ICC seeks UN support to net fugitives
The International Criminal Court's chief prosecutor has requested help from the UN Security Council to arrest three fugitives in Libya, including a son of the late leader Muammar Gaddafi. And in an unrelated matter, Legalbrief reports that there has been a significant breakthrough in the high-profile abduction of a Libyan couple with the UK finally admitting that it played a role. Addressing the UN in New York last week, Fatou Bensouda noted that ICC investigators had travelled to Libya in March for the first time since June 2012 to help advance investigations on alleged war crimes. 'I repeat my call to this council to engage with my office and lend your support in assisting with strategies for the arrest and surrender of ICC fugitives in Libya. Greater deterrence can only be assured through the arrest and surrender of suspects to the ICC so that they may answer the charges against them,' a report on the News24 quotes her as saying. Among those targeted is Seif al-Islam Gaddafi, whose whereabouts have been unknown since June 2014. Bensouda said she was unsure whether he was being held. A report on the Fox News site notes that the Security Council referred Libya to the ICC in February 2011 during Libyan leader Muammar Gaddafi's bloody crackdown against anti-government protesters. The uprising against Gaddafi's 42-year rule quickly escalated into civil war, and ended in October 2011 with his capture and death.
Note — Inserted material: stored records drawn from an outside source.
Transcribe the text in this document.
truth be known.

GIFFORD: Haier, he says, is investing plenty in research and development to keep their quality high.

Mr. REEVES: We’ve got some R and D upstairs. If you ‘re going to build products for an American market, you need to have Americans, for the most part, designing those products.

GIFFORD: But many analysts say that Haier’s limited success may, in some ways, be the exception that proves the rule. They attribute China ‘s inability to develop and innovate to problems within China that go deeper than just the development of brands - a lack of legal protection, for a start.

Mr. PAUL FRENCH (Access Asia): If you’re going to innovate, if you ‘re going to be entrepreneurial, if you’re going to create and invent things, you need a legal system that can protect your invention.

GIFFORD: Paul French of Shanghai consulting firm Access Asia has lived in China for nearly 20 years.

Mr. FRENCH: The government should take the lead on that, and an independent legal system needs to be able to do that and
Meanwhile, the UK has reached a settlement with former Libyan dissident Abdul Hakim Belhaj over a long-running rendition case. BBC News reports that Belhaj claims MI6 helped the US kidnap him in Thailand in 2004 to return him and his wife to Libya, where he says he was tortured. The settlement terms are not known, but Belhaj has previously demanded an apology and a token £1 in damages. A leading opponent of Gaddafi, Belhaj said he was abducted in Bangkok with his pregnant wife while attempting to fly to London to claim UK asylum. The move marks a rare admission of wrongdoing by British spies. Attorney-General Jeremy Wright told lawmakers that Prime Minister Theresa May had apologised ‘unreservedly’ to the couple, acknowledging that Britain's actions ‘contributed to your detention, rendition and suffering’. A report on the News24 site notes that Belhaj, a former leader of the Libyan Islamic Fighting Group that had opposed Gaddafi, and Fatima Boudchar were kidnapped in Thailand in 2004 and sent to Libya. The report notes that Belhaj and Boudchar say a tip-off from British intelligence helped the CIA abduct them and have spent years pursuing British officials through UK courts seeking compensation and an apology.
In another development, Libya will this week return to Egypt the bodies of 20 Egyptian Christians killed in 2015 by Isis militants in its former stronghold of Sirte. A report on the eNCA site notes that the bodies were recovered in October after the area in which they were buried was recaptured from the jihadist group. The Coptic Christians were beheaded on a beach in February 2015 wearing orange jumpsuits. A Libyan official noted that one of the victims was from Ghana.